Je suis une Belle Maman

Souvent j’entend dire que vous n’êtes pas mes enfants
Je reste la tête haute malgré le pincement que je ressens
Est-ce que ces médisants ont déjà été parent ?
N’y a t’il que les liens du sang pour aimer un enfant ?

Tant de fois je les ais soutenu, dans leurs peines, dans leurs chagrins
Malgré les tempêtes, je les ai toujours aimé, tendu la main
Je les ai épaulé sans jamais montrer ma fatigue, ma peine
Malgré les mots de ceux qui pensent à moi avec haine

N’ai je jamais été présente ?
N’ai je jamais été à l’écoute ?
N’ai je jamais répondu à leurs attentes ?
Ne les ai je jamais défendu coûte que coûte ?
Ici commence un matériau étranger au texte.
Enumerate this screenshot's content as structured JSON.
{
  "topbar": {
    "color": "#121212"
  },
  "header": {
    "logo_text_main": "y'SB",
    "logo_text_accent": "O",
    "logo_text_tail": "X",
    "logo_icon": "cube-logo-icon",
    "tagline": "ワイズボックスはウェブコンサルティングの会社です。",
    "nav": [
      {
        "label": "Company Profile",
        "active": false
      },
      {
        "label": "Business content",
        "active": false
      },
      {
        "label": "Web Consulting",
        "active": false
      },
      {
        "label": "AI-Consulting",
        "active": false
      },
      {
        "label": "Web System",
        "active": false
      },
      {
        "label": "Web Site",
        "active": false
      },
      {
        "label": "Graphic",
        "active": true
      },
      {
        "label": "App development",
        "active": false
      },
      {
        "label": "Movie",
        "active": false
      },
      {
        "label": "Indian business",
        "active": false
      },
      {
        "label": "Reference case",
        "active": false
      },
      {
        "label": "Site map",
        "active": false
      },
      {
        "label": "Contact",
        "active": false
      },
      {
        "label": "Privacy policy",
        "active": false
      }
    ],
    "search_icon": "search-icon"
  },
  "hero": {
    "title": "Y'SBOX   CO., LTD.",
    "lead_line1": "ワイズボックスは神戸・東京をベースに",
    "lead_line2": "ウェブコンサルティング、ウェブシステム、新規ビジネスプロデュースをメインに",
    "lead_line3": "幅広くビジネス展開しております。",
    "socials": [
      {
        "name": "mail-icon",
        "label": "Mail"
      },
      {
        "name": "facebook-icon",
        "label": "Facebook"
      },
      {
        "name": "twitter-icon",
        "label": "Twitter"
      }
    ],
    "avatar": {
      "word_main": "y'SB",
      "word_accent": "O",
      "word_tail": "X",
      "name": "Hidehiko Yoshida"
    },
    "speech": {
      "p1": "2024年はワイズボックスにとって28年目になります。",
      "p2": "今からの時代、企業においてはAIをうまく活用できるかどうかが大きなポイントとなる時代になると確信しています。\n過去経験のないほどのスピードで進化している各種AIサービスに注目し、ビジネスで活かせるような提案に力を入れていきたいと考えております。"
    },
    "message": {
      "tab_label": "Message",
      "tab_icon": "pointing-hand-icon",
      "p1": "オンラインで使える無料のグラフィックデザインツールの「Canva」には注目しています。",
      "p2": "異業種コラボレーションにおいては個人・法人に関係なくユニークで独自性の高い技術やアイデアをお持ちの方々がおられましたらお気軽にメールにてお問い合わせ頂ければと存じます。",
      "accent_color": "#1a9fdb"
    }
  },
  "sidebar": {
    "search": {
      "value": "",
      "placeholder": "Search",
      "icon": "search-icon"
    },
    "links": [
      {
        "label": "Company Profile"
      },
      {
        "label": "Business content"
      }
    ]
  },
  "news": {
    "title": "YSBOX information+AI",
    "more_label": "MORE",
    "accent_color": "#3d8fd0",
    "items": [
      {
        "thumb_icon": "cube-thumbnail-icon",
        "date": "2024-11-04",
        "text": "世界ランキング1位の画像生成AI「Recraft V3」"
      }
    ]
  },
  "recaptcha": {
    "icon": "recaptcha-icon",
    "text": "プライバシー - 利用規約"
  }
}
Comme à mes propre enfants, je répond à leurs besoins
Sans me poser de questions je les sert contre mon sein
Sans attente de retour j’essaie de les mener sur le bon chemin
Pourquoi alors en moi je ressens autant de chagrin

Ais je donc fais tant de différences ?
Pourquoi dois je subir tant de sentences ?
Pourquoi est il aussi difficile de les aimer ?
Ais je le droit simplement de les regarder ?

A ces questions je vais répondre
Sans amertumes, sans détours, sans encombres
Ils ne sont pas mes enfants, les médisants auront raison
Toutefois mon cœur à de maintes reprises,
Je leur ai offert avec la plus grande des passions
Quoi que les plus méchants en disent.
Je  n’ais pas le même sang
La vie en a voulu différemment
Cependant ils seront pour moi mes enfants
Je suis là pour eux tout le temps
Et je resterai là, à chaque instant
A leur écoute, dans la douleur et l’enchantement
Sur le papier on écrira que je suis une Belle-maman
Au fond de mon cœur je les aime comme une maman
Tant pis pour ceux qui le voit autrement
Je n’ais plus de temps à perdre avec les mécréants.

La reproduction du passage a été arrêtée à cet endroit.